Por: Aylin Paredes
La presidenta Claudia Sheinbaum aclaró que la salida de Iberdrola de México responde a una decisión estratégica de la empresa española, que optó por concentrar sus inversiones en Europa tras ganar un concurso internacional. En un mensaje a medios, descartó que la operación esté vinculada a problemas con el gobierno mexicano y subrayó que se trata de una transacción legal entre privados.

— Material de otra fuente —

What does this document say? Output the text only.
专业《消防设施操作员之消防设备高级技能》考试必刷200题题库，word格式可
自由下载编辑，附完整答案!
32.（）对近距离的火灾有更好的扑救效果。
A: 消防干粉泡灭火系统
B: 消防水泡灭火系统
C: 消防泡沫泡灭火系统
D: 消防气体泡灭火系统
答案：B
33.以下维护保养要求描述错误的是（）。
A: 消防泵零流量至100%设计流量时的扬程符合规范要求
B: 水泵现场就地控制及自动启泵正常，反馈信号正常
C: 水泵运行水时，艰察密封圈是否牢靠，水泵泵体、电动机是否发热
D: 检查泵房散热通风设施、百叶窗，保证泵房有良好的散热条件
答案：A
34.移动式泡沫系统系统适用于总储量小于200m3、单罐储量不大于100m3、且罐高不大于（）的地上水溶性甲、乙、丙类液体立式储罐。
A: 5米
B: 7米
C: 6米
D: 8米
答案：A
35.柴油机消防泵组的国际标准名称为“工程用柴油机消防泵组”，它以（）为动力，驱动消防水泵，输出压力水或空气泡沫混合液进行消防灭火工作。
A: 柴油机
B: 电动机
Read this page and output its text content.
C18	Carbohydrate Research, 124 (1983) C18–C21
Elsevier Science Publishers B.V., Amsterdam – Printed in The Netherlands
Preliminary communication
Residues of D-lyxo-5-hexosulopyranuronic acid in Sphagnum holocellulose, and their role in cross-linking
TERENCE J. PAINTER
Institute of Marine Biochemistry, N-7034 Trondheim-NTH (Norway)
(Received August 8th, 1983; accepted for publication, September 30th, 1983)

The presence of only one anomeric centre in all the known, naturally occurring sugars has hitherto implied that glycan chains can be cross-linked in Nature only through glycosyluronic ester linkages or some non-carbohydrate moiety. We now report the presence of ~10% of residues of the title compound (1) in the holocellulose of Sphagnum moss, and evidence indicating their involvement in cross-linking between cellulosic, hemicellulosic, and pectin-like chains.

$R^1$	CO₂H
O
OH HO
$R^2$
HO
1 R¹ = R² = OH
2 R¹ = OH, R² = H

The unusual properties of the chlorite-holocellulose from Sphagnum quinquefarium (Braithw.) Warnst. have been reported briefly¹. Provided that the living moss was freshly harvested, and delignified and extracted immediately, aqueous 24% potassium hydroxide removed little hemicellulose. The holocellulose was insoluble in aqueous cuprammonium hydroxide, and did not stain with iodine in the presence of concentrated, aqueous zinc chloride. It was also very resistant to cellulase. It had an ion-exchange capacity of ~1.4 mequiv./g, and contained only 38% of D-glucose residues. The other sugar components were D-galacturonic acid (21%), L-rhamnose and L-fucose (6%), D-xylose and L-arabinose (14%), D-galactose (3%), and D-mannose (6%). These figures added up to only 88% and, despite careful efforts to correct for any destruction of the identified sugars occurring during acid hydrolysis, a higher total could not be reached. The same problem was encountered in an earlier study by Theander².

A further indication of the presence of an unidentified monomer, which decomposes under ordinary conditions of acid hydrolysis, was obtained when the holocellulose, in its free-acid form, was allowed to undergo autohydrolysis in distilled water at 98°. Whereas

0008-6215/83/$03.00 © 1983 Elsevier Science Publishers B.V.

La mandataria detalló que Iberdrola vendió sus activos a Cox ABG, una compañía con capital mayoritariamente español y presencia en México, reconocida en el sector energético. Sheinbaum destacó que la operación cumple con los procedimientos jurídicos, incluyendo el pago de impuestos correspondientes. Además, resaltó la reputación de Cox ABG y su compromiso con el desarrollo de proyectos en el país, no solo en energía, sino también en sectores como el agua, respetando el marco legal mexicano.
Por otra parte, la presidenta reveló haber sostenido conversaciones con directivos de ambas empresas. Según sus declaraciones, los representantes de Cox ABG manifestaron su interés en fortalecer su inversión en México, mientras que Iberdrola reafirmó que su salida obedece únicamente a una reorientación de recursos hacia otros mercados. Este movimiento, aseguró Sheinbaum, no refleja inestabilidad en el sector energético nacional.
Con esta transacción, Cox ABG se posiciona como un actor relevante en el mercado energético mexicano, mientras Iberdrola redirige sus esfuerzos a proyectos internacionales. La operación, que aún debe completar los trámites legales, marca un nuevo capítulo en la dinámica del sector privado en México.